Kiai dihormati bukan karena ia “berkuasa”, tetapi karena ia menjadi perantara ilmu dan teladan akhlak. Santri taat bukan karena takut, tetapi karena cinta kepada ilmu dan pengajarnya. Secara logika Ketika kita memutar fakta bahwa seseorang yang tidak ada unsur hubungan kelimuan dan spiritualitas akan tetapi dia menginginkan jabatan atau kekuasaan pasti akan juga tunduk kepada orang orang yang sudah berada diatas.
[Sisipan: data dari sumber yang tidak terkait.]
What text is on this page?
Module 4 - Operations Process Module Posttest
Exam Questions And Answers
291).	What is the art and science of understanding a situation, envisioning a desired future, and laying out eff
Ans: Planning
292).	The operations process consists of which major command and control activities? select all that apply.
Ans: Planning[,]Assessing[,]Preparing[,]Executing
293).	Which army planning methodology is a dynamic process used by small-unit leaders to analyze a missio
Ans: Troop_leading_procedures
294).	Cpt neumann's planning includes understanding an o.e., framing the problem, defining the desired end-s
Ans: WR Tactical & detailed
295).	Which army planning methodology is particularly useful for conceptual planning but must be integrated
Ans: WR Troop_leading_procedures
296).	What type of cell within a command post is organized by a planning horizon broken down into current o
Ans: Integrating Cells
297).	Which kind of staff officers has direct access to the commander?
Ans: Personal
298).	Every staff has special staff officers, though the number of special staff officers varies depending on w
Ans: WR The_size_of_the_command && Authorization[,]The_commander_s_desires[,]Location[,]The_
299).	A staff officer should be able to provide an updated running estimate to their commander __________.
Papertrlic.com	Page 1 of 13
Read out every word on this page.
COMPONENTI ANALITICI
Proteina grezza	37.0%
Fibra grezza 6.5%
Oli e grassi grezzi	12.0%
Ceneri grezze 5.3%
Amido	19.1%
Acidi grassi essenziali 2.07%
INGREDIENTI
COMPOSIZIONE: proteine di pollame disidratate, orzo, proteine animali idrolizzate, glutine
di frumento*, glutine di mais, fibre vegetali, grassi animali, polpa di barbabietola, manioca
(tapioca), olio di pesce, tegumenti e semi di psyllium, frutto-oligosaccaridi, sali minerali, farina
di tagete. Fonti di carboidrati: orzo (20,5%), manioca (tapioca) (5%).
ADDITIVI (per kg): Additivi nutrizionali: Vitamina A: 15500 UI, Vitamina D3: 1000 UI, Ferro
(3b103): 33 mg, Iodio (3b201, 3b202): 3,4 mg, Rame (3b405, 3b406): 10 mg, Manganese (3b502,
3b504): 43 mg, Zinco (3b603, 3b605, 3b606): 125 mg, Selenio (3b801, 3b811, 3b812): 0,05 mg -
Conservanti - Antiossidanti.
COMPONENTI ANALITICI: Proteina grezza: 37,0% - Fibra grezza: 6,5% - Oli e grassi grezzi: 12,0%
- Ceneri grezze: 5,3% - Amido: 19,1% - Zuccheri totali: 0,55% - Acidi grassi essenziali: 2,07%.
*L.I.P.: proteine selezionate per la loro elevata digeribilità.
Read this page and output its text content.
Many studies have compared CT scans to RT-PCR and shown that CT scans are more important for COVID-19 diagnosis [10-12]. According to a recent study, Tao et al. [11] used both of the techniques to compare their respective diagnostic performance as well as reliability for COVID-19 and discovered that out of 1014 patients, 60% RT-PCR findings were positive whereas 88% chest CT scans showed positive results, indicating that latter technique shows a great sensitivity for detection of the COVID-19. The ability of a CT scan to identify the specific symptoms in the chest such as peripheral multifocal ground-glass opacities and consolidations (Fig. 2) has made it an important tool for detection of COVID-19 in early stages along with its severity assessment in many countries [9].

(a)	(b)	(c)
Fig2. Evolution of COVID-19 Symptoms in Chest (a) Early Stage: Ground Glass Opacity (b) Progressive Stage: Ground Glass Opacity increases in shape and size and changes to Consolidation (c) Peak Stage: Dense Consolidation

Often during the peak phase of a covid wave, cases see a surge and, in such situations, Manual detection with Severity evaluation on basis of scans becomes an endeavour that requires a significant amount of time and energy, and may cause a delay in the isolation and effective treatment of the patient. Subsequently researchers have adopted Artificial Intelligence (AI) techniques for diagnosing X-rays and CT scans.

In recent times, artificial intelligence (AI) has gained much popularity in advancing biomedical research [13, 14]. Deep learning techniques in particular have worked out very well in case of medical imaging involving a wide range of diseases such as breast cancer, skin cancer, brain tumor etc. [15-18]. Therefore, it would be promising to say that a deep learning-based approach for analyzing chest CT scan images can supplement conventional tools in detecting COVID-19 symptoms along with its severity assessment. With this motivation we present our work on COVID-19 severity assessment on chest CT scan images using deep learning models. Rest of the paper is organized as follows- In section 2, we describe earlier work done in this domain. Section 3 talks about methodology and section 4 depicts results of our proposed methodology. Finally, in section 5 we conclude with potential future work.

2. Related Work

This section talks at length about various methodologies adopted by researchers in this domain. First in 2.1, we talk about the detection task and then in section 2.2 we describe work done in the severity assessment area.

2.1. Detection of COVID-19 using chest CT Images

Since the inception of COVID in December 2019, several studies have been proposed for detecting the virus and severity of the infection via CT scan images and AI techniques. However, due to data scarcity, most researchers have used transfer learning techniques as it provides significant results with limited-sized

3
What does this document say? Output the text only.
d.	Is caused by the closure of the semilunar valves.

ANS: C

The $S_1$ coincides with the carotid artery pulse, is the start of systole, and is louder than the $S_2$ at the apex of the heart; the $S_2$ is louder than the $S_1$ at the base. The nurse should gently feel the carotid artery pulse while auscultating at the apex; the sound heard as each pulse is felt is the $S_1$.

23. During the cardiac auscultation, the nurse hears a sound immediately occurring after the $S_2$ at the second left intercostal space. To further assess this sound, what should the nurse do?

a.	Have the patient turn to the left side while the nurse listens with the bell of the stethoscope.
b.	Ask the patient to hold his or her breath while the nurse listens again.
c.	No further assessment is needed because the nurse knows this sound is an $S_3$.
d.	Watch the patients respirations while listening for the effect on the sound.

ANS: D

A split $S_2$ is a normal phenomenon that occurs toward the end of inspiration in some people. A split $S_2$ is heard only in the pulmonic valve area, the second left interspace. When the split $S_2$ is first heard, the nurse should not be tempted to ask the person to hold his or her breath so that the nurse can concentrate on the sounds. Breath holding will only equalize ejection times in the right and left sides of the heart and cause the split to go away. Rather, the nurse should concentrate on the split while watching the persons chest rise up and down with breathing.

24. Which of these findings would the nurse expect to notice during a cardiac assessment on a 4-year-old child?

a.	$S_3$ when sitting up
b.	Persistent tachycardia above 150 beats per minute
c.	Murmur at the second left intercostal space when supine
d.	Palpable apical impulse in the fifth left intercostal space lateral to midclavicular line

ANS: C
Ketaatan dalam pesantren pun tidak menutup ruang berpikir kritis. Santri diajarkan untuk berdiskusi, bertanya, dan mengkaji ulang ajaran dalam koridor adab. Adab ini menjadi fondasi agar kebebasan berpikir tidak berubah menjadi kesombongan intelektual. Dengan adab, ilmu tidak hanya dipahami secara rasional, tetapi juga dihayati secara moral. Inilah yang membedakan pesantren dari sistem feodal: otoritas di pesantren bersumber dari keilmuan dan keteladanan, bukan dari posisi sosial atau kekayaan.
Kesalahpahaman publik tentang “taat” dan “feodal” sering muncul karena perbedaan bahasa budaya.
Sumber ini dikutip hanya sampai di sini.